The parallelized version is as follows:

$ ls *.txt | parallel "ls -lh {}" | cut -d' ' -f 5

The number of CPUs and cores in your system can be listed with GNU Parallel:

$ parallel --number-of-cpus
1
$ parallel --number-of-cores
4

The ’-j’ option specifies the number of jobs to be run in parallel. If the value 0 is given, GNU Parallel will try to start as many jobs as possible. The ‘+ N’ option with ’-j’ adds N jobs to the CPU cores. For example:

$ find . -type f -print | parallel -j+2 ls -l {}

The input to GNU parallel can also be provided in a tabular format.
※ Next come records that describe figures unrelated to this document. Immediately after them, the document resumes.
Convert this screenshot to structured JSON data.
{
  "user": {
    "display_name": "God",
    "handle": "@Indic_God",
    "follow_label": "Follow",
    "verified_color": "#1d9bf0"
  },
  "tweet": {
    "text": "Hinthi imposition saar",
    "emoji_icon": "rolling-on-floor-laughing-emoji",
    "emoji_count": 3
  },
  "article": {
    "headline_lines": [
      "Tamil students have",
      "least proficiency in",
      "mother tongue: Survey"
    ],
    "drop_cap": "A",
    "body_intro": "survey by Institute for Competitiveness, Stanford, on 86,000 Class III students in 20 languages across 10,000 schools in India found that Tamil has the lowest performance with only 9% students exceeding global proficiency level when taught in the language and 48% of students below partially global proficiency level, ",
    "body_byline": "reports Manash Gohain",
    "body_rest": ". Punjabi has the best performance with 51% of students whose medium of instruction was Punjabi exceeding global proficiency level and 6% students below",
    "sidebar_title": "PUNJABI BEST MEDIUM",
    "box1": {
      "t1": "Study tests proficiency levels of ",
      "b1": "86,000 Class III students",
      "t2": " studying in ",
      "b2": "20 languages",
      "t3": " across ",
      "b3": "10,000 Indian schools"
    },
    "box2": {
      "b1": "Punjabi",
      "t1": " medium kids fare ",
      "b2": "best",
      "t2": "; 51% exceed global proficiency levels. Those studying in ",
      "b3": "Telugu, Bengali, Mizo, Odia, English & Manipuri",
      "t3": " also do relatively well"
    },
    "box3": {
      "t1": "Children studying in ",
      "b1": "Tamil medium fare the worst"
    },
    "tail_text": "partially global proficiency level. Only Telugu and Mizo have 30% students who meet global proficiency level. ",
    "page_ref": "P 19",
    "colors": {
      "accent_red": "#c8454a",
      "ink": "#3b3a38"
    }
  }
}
Suppose you want to run ping tests for different machines, you can have a text file with the first column indicating the ping count, and the second column listing the hostname or the IP address. For example:

$ cat hosts.txt 
1 127.0.0.1
2 localhost

You can run the tests in parallel using the following code:

$ parallel -a hosts.txt --colsep ' ' ping -c {1} {2}

PING 127.0.0.1 (127.0.0.1) 56(84) bytes of data.
64 bytes from 127.0.0.1: icmp_seq=1 ttl=64 time=0.074 ms

--- 127.0.0.1 ping statistics ---
1 packets transmitted, 1 received, 0% packet loss, time 0ms
rtt min/avg/max/mdev = 0.074/0.074/0.074/0.000 ms

PING localhost.localdomain (127.0.0.1) 56(84) bytes of data.
64 bytes from localhost.localdomain (127.0.0.1): icmp_seq=1 ttl=64 time=0.035 ms
64 bytes from localhost.localdomain (127.0.0.1): icmp_seq=2 ttl=64 time=0.065 ms

--- localhost.localdomain ping statistics ---
2 packets transmitted, 2 received, 0% packet loss, time 1000ms
rtt min/avg/max/mdev = 0.035/0.050/0.065/0.015 ms

GNU Parallel can also execute jobs on remote machines, for which you need to first test that ssh works:

$ SERVER1=localhost
$ ssh $SERVER1 echo "Eureka"
guest@localhost's password: 
Eureka

You can then invoke commands or scripts to be run on SERVER1, as shown below:

$  parallel -S $SERVER1 echo "Eureka from " ::: $SERVER1
guest@localhost's password: 
Eureka from localhost

Files can also be transferred to remote machines using the ’–transfer’ option. Rsync is used internally for the transfer. An example is shown below:

$  parallel -S $SERVER1 --transfer cat ::: /tmp/host.txt 
guest@localhost's password: 
1 127.0.0.1
2 localhost

Refer to the GNU Parallel tutorial and manual page for more options and examples.